Marcelino y Pedro pertenecían al clero romano. El primero era sacerdote, el otro exorcista. Insignes, por virtud y por prodigios, eran admirados y venerados por todos los fieles y al mismo tiempo objeto de gran odio por parte de los perseguidores.
S. Pedro fue arrestado por orden del procónsul Sereno, y entregado al jefe de las prisiones Artemio, para ser mantenido en cautiverio. Pero también entre las cadenas el mártir no supo callar el nombre de Jesús, predicando a los mismos carceleros. Por la noche, mientras descansaba en la prisión, fue liberado milagrosamente.

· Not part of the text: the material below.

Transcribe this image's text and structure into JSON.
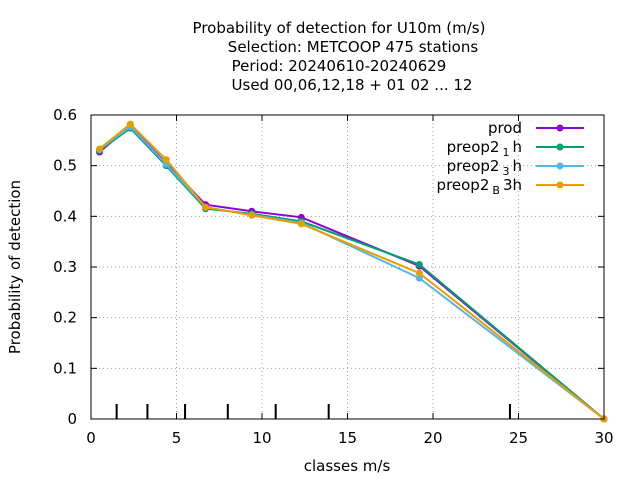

No se alejó de Roma, sino que se presentó a Artemio, que se había burlado de él y de su fe en un Dios, como él decía, incapaz de liberarlo de sus manos. Esto no había sido obra del hombre, y Artemio lo reconoció, y llorando creyó en Jesucristo y con él toda la familia. Su hija, azotada por el demonio, fue liberada, y otras treinta personas y encarcelados, entendidos los hechos, se convirtieron. El Bautismo les fue conferido por S. Marcelino, llamado especialmente por S. Pedro.
Mientras tanto, el juez estaba afectado por una enfermedad grave. Apenas se curó y se dio cuenta de lo sucedido, se enojó más que nunca. Artemio se interpuso, dándole a conocer la santidad de la religión cristiana y lo que Dios había hecho por medio de sus siervos Pedro y Marcelino. Pero esto envió aún más al tirano que condenó a Artemio y a toda su familia a crueles suplicios y citó ante sí a los dos santos.
Estos, en vez de desistir, le amenazaron con castigos preparados a todos los que odian a Dios: Pedro fue llevado de nuevo a la cárcel, y Marcelino fue apresado con grilletes y tendido sobre vidrio. Pero aún tenían que hacer el bien. Un ángel los liberó y se llevaron entre los cristianos, donde durante siete días confortaron y animaron a los fieles a la perseverancia final.
Al presentarse de nuevo al gobernador, fueron condenados y decapitados en un bosque. Sus cuerpos, encontrados por dos matronas, fueron puestos junto al sepulcro de S. Tiburzio.